By Friday 19 July, the protests had spread to other areas in the south of Johannesburg including Protea South and Kliptown.
More officers were deployed to the areas on Friday morning as the protests spread.
Many property owners said they had decided to take matters into their own hands because the government was not willing to address the issue of random land grabs in the area. The affected areas were on lockdown on Friday, with the main roads leading in and out of Lenasia blockaded with burning tyres and rubble. Traffic also built up on the Golden Highway as Eldorado Park and Zakariyya Park residents voiced their unhappiness by blocking it.
The Johannesburg Metro Police Department (JMPD) denied suggestions on Saturday that the land grabbers and property owners were attacking one another.
Johannesburg Metro Police Spokesperson Wayne Minnaar said, “A group of people went past houses to meet the MEC for Human Settlements, Lebogang Maile. It was exaggerated that people were being attacked. The people were only passing to get to the MEC.”
One land grabber, Sabelo Mbuyisa, denied claims by property owners that land invaders were making illegal electricity connections and devaluing property. Mbuyisa said such claims were fueled by hatred and racism.
“We have not encroached on anyone’s property. We are a distance away from their houses. We do not make illegal connections, we don’t steal and we are not responsible for damage to electricity infrastructure. They are racists who cannot bear to live side-by-side with black communities. We are going nowhere. They can send in Metro Police, we won’t budge.”
Maile promised residents all their challenges would be addressed, but stressed that this would require a concerted effort.
“It needs a multi-sectoral, multi-pronged approach,” said Maile.
Asked where the money would come from, Gauteng MEC for Infrastructure Development Tasneem Motara, who accompanied Maile, said:
“It has to be included in our budgetary process and plans, and if it needs further engagement with national Treasury and national departments, we will facilitate that.
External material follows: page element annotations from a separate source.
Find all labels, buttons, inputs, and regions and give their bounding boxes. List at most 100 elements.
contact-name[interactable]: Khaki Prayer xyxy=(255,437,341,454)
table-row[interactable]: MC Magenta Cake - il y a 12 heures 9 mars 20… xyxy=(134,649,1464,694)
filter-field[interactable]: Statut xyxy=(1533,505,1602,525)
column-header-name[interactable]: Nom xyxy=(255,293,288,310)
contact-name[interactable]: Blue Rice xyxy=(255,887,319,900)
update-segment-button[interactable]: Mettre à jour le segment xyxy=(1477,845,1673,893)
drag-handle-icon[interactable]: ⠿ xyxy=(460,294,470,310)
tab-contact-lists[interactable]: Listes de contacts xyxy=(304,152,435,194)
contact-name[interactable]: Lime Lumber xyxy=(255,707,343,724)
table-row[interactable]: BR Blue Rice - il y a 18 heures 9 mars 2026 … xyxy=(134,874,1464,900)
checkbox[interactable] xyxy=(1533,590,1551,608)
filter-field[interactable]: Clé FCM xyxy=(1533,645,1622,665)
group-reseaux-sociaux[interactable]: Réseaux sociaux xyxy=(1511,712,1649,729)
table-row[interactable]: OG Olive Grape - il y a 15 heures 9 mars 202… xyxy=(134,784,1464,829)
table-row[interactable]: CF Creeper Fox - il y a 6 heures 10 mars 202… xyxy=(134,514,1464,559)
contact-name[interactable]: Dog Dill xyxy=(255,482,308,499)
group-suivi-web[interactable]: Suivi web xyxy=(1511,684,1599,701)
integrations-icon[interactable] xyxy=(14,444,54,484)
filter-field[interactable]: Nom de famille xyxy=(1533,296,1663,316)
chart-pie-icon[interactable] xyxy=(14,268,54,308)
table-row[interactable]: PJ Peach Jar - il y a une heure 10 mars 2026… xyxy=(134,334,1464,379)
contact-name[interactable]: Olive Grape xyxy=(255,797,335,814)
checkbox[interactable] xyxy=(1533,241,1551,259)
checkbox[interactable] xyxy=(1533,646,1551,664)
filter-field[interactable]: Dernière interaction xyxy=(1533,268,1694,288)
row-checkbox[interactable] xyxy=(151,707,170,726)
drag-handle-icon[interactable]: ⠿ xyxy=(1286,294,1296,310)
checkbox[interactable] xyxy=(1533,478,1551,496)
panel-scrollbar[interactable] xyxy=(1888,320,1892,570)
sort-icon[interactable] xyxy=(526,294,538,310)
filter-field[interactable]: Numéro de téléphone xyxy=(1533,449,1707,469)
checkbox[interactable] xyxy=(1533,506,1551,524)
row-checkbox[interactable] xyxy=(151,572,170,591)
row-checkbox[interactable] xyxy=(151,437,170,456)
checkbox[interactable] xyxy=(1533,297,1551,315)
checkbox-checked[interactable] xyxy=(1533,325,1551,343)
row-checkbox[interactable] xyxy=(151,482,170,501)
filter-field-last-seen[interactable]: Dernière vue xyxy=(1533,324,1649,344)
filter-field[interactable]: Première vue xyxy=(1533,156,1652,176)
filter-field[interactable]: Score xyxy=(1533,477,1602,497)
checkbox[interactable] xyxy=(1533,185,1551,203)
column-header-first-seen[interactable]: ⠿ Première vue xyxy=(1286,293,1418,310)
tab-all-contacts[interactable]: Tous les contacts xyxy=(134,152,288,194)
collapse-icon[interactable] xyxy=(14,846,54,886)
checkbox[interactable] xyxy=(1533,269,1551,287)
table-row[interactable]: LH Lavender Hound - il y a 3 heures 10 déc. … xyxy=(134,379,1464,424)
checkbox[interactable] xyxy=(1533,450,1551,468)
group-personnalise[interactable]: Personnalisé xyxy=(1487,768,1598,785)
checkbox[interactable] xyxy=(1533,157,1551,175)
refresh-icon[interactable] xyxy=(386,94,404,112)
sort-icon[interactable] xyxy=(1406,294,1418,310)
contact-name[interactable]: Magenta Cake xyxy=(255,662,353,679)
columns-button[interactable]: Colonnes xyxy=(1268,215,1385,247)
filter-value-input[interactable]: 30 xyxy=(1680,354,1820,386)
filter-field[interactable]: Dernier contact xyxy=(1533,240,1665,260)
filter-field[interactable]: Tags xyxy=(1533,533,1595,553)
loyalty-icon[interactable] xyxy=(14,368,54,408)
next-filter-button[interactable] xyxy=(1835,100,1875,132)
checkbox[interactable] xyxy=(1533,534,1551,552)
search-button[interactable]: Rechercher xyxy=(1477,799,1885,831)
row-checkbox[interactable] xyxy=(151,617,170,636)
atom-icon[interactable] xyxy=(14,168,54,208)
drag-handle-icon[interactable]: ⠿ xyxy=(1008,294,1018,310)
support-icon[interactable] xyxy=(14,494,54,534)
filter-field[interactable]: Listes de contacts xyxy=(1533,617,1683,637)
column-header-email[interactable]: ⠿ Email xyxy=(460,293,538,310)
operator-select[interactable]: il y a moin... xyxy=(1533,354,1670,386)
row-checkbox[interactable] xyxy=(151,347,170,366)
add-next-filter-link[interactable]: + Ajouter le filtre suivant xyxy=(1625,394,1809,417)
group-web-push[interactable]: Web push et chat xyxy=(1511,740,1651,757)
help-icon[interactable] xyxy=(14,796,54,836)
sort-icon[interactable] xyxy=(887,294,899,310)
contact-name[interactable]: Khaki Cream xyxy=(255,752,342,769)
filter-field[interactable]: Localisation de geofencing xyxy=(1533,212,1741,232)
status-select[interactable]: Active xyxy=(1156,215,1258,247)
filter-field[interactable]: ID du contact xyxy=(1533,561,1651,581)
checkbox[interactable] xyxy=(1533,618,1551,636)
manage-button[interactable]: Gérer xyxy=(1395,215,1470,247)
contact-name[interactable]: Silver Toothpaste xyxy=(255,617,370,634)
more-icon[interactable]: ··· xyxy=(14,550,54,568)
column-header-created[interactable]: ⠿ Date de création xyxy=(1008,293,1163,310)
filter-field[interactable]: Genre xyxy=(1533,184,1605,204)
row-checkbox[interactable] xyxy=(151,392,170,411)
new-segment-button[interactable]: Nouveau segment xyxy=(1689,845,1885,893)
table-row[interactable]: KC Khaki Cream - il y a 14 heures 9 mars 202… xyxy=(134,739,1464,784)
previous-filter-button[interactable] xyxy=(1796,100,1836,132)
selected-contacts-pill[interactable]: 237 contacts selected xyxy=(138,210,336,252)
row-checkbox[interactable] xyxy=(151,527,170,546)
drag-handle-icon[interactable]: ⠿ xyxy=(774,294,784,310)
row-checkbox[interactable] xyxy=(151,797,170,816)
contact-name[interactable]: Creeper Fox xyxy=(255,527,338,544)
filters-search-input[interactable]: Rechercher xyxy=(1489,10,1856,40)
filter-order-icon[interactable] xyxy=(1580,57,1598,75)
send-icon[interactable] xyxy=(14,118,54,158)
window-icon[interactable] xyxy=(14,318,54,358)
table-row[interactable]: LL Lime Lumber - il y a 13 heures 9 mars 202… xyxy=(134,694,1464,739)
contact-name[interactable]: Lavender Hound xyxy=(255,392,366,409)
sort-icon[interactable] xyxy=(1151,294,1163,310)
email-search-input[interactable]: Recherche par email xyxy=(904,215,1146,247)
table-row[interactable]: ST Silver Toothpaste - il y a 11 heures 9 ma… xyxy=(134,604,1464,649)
But for the non-budgetary issues like the court orders, these will simply be enforced”.
Addressing residents on Saturday, Maile pleaded with them and the land invaders to retain calm while the City, premier’s office, the department of infrastructure, and the department of human settlements devise a strategy.
“The problems are complex. We cannot resolve them on our own. When we return, we will ask Premier David Makhura to come along so that he can assist in detailing a plan for addressing the land invasions.”
Many property owners said they were done with negotiating or seeking government intervention, and would fight to preserve the value of their properties.
Michael Loonat from Lenasia South said: “We will fight to preserve the value of our properties. We will go to war because the government is aware of the matter but still dragging its feet. We are tired of being bystanders in matters that directly affect us. We hoped the government would intervene but now look at what is happening.”
Fatima Faranaaz from Lenasia South said: “We are done talking. How do you talk to a government that doesn’t listen? It’s time we fought to defend our houses. It’s time we fought to protect our electricity infrastructure which is also under threat from these illegal land invaders. Even if I die, I’ll die peacefully knowing that it was within my rights to fight to protect what is mine.”